The Constitution awarded slaveowners additional seats in Congress in proportion to their inequity. The "three-fifths clause" gave additional seats in Congress based on each state's slave population. The slaves themselves could not vote, and of course the people who were allowed to vote didn't represent the slaves' interests. Apportioning congressional seats based on the number of slaves meant that, as far as the House of Representatives was concerned, the votes of white Southern males counted for more than the votes of white Northerners.

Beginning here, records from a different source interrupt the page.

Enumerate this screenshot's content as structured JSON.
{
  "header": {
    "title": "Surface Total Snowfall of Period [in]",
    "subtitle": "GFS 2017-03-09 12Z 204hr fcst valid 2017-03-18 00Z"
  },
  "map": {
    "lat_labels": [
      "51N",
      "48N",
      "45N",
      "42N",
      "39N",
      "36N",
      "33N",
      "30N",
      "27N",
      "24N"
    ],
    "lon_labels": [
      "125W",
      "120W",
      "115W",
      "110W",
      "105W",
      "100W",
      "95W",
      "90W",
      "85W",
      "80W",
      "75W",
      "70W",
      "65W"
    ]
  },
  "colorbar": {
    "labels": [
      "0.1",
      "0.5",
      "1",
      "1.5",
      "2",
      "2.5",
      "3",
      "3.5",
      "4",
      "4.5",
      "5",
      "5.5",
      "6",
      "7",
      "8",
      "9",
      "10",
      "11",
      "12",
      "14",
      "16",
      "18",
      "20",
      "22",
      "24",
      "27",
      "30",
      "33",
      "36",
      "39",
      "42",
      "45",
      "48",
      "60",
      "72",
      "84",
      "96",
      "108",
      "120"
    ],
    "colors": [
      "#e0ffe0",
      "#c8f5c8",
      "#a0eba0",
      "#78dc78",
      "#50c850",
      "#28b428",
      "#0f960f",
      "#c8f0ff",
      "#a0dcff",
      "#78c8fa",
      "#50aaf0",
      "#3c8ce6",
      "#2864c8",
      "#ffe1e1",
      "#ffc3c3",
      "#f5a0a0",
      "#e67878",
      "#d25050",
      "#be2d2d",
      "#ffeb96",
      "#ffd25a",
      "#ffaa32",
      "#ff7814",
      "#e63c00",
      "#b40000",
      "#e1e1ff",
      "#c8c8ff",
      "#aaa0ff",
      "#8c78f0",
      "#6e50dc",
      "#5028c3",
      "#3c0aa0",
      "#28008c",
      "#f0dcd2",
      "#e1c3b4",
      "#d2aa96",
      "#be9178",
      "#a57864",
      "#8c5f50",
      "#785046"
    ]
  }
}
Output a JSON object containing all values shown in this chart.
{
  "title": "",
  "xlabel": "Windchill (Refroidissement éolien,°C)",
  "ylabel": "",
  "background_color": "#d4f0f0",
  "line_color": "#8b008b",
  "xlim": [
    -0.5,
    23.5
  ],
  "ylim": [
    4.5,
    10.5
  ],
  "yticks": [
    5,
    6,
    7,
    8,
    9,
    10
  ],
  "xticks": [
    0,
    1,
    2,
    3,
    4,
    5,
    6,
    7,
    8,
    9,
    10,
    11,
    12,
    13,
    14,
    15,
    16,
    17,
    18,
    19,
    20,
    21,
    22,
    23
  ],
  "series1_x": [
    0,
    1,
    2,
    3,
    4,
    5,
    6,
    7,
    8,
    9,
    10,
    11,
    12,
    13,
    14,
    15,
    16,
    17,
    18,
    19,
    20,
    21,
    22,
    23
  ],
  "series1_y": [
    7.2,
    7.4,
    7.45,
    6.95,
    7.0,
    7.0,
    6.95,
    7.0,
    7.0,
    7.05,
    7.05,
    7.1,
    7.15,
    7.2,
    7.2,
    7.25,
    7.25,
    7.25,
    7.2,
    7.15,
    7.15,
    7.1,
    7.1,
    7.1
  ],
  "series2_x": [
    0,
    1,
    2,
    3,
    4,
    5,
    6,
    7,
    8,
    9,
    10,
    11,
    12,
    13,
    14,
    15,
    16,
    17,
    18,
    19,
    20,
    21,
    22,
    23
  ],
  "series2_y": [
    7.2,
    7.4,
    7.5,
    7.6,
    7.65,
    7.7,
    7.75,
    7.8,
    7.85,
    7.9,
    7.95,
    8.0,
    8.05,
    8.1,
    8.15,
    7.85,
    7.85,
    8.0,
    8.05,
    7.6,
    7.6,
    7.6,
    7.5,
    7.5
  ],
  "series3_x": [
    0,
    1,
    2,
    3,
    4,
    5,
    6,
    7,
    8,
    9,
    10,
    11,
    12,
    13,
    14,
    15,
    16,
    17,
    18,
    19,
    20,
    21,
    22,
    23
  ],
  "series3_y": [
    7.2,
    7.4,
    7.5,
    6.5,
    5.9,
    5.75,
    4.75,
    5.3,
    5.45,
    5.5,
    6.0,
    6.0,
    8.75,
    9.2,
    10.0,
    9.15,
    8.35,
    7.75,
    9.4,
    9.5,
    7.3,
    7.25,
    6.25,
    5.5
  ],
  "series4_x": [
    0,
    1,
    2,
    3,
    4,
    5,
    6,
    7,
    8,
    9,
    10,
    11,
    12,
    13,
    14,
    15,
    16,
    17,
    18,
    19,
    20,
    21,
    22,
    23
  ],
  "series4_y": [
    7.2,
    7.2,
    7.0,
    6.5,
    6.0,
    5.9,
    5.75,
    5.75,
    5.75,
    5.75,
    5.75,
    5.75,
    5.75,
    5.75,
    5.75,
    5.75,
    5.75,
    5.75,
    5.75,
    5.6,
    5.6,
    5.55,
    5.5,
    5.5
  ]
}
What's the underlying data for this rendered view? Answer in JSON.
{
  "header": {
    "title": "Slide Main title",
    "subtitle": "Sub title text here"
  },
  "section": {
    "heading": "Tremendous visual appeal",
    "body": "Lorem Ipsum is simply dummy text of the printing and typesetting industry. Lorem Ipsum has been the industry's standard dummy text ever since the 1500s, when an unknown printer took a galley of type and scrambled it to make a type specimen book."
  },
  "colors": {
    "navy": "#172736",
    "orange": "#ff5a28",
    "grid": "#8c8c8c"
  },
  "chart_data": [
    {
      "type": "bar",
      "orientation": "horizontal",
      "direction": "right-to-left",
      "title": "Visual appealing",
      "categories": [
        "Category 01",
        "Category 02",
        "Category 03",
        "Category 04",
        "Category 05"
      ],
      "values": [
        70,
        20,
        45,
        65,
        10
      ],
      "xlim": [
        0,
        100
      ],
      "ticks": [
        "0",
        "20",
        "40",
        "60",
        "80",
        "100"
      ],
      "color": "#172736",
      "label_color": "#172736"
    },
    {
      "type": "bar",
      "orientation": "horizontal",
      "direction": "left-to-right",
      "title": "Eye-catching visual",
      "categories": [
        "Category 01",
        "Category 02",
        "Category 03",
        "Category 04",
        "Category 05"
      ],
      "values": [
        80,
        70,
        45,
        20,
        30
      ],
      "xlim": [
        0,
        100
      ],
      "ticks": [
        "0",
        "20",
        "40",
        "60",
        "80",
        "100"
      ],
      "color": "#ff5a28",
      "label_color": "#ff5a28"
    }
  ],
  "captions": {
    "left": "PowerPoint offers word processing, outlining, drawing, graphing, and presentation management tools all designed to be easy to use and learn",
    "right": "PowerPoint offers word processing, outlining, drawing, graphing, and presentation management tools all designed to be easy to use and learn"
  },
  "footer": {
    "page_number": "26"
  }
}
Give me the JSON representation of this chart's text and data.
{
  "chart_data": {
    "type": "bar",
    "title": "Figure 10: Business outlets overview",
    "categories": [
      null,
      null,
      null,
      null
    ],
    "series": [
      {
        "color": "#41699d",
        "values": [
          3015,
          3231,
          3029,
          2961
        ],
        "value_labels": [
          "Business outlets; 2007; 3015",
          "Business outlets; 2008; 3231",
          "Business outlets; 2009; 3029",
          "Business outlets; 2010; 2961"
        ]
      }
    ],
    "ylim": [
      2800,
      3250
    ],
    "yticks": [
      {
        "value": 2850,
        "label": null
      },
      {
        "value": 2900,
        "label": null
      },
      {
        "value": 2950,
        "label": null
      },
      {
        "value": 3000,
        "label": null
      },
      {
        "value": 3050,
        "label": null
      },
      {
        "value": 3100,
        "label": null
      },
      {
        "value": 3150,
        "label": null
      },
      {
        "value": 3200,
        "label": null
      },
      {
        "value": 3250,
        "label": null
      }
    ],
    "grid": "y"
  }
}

Garrison wasn't alone in recognizing that the Constitution was, at best, an ignoble compromise. Abraham Lincoln explained it clearly just four years after Garrison's incendiary act. In a Chicago speech he compared the Declaration of Independence to the Constitution:
I should like to know if taking this old Declaration of Independence, which declares that all men are equal upon principle and making exceptions to it where will it stop. If one man says it does not mean a negro, why not another say it does not mean some other man? If that declaration is not the truth, let us get the Statute book, in which we find it and tear it out! Who is so bold as to do it! [Voices—"me" "no one," &c.] If it is not true let us tear it out! [cries of "no, no,"] let us stick to it then, [cheers] let us stand firmly by it then. [Applause.]
It may be argued that there are certain conditions that make necessities and impose them upon us, and to the extent that a necessity is imposed upon a man he must submit to it. I think that was the condition in which we found ourselves when we established this government. We had slavery among us, we could not get our constitution unless we permitted them to remain in slavery, we could not secure the good we did secure if we grasped for more, and having by necessity submitted to that much, it does not destroy the principle that is the charter of our liberties.
At the time Constitution was drafted and ratified, Americans understood that their new nation would have a short lifespan if the 13 colonies didn't bind together. Thirteen separate countries would have been easy pickings for any European power. Only by joining together in a union could they hope to maintain their independence.
That was obvious to everyone concerned, and especially to the southern slaveowners, who in effect held the future of the United States ransom to their own short-term economic self-interest. Give us slavery, they said, or you don't get your union. So the people who declared themselves independent on the basis of the self-evident truth that all men are created equal gave them slavery.
America's founding contradiction was memorably captured by Samuel Johnson in 1775 when he asked: "how is it that we hear the loudest yelps for liberty among the drivers of negroes?" That contradiction was embodied, not resolved, in our Constitution. The Constitution was history's true Faustian bargain.
Lincoln coined that phrase “charter of our liberties” to refer to the Declaration of Independence. Justices of the modern Supreme Court perverted the phrase's meaning into its opposite when they assigned that title to the Constitution instead. A document that enshrined slavery a charter of liberties!
Were the justices not thinking about the meaning of the words they used? Or did they cynically see how extraordinarily useful it would be – to them – to encourage that ignorant pseudo-patriotism?
America has never gotten over its founding contradiction. The many ways in which it continues to determine our criminal law will be the subject of future posts.